More people are leaving California than coming, and it is the poorest and least-educated residents who are leading the exodus, according to a new report from Beacon Economics and the independent nonpartisan organization Next 10.
California saw a net loss of 625,000 residents from 2007-2014, and 469,800 of those people did not have a bachelor's degree. The vast majority earned less than $30,000 a year, lured away to cheaper states like Texas, Nevada and Oregon.
California’s high housing costs are becoming a bigger problem for the state’s employers, said the study’s lead author, economist Chris Thornberg.
“We do need to have an economy that’s welcoming to all different kinds of folks, not just the most well-heeled,” said Thornberg.

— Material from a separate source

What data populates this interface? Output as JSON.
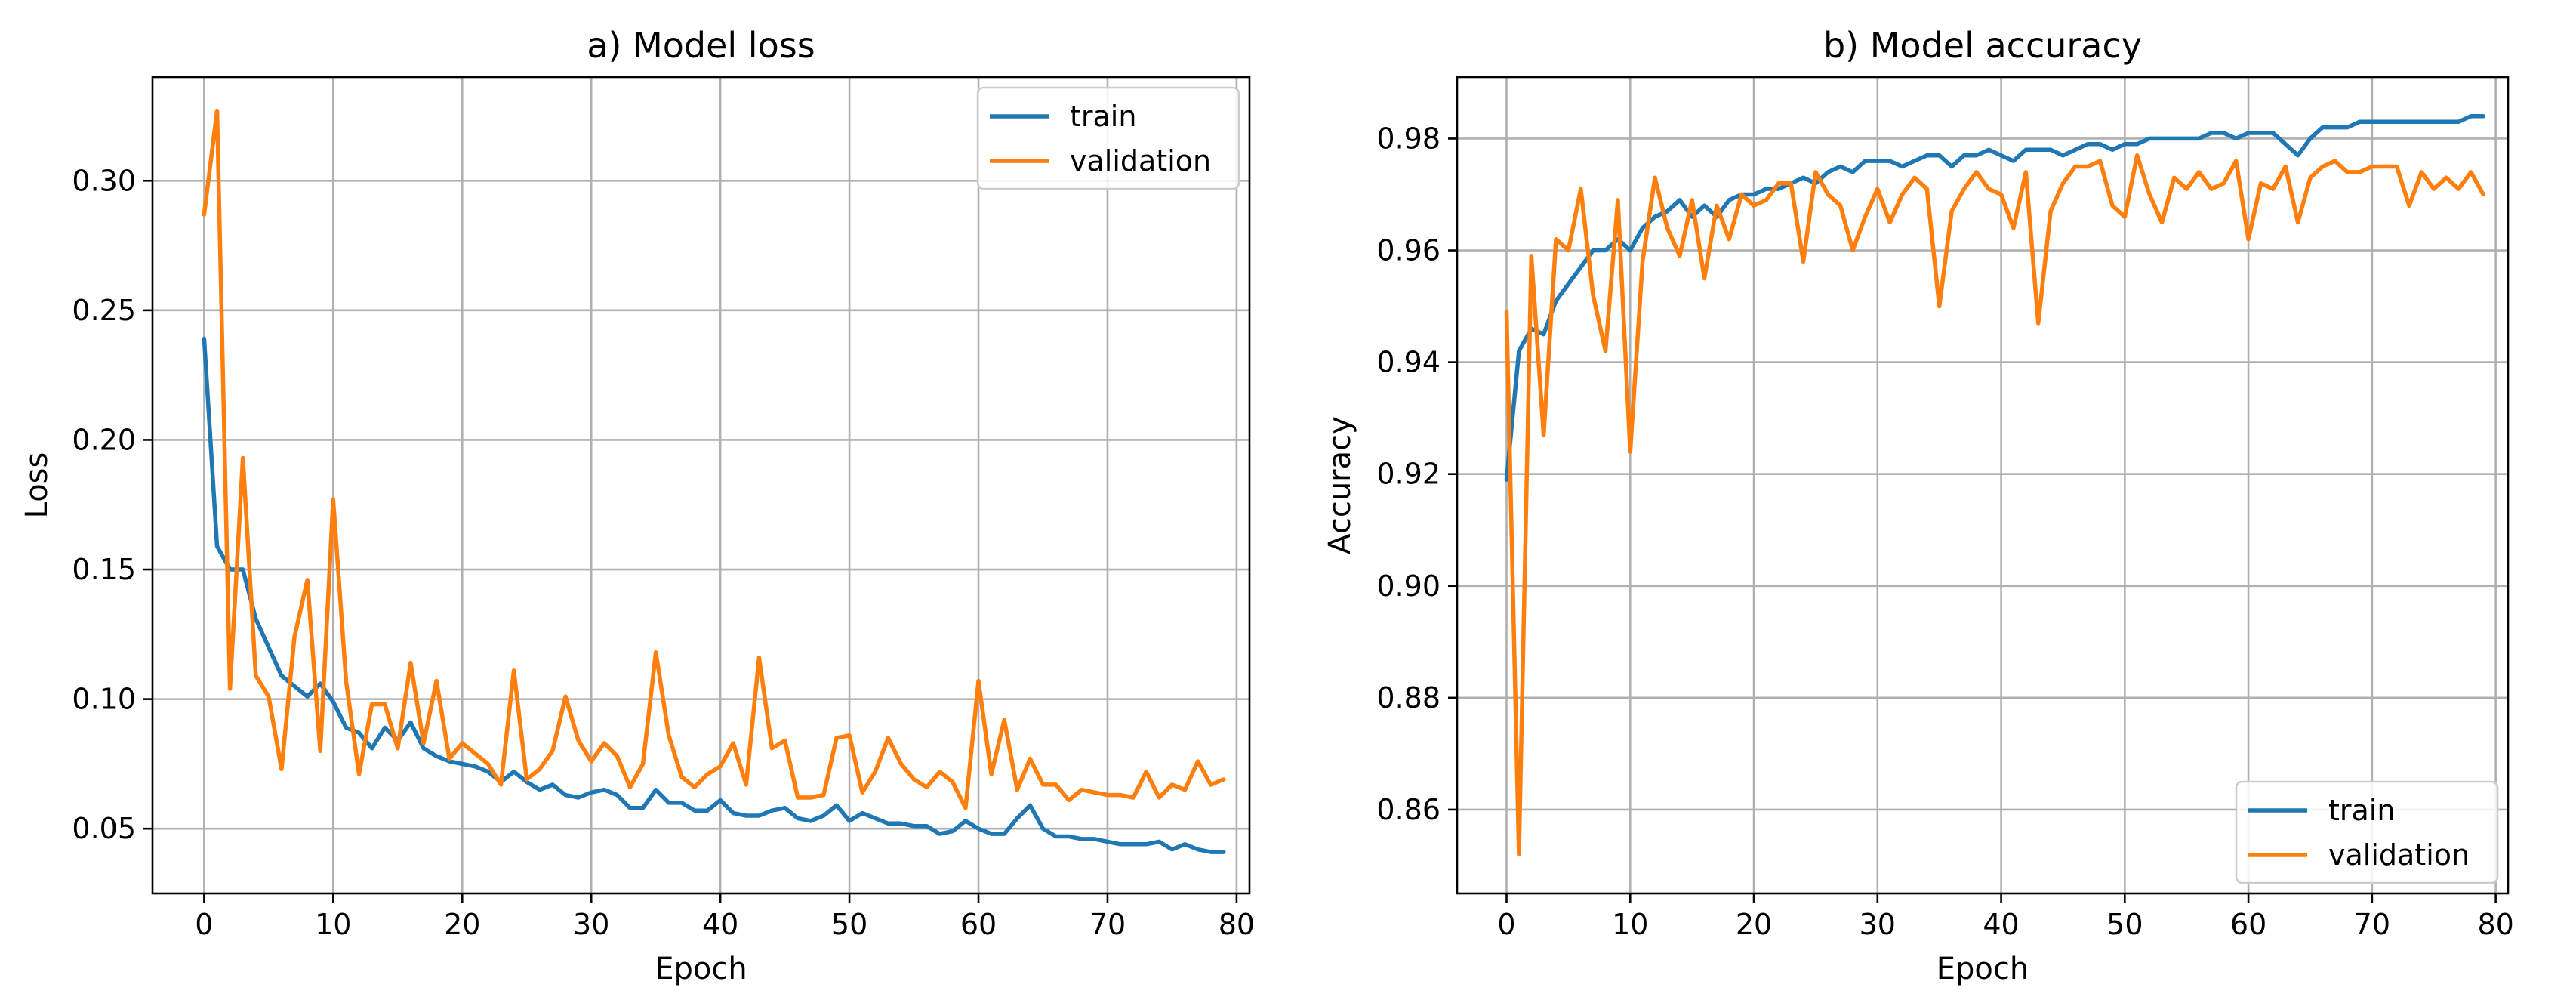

But while lower-income people leave, there’s been a net increase of 52,700 residents making over $50,000 a year who have a bachelor's degree. However, as Thornberg knows from personal experience, even those making relatively high wages have trouble affording housing in Southern California.
“I’m paying some of my master’s students $75,000 to $80,000 a year, and these guys don’t have a prayer of buying a house in West L.A.,” said Thornberg.
Housing prices are only expected to rise the next couple of years, according to the UCLA Anderson Forecast.
The good news is employment growth has been strong, with California seeing some of the highest rates of post-recession job growth in the nation.
“California has an employment boom with a housing problem,” said Thornberg.
The report notes that people in California spend more of their income on housing than anywhere else in the country.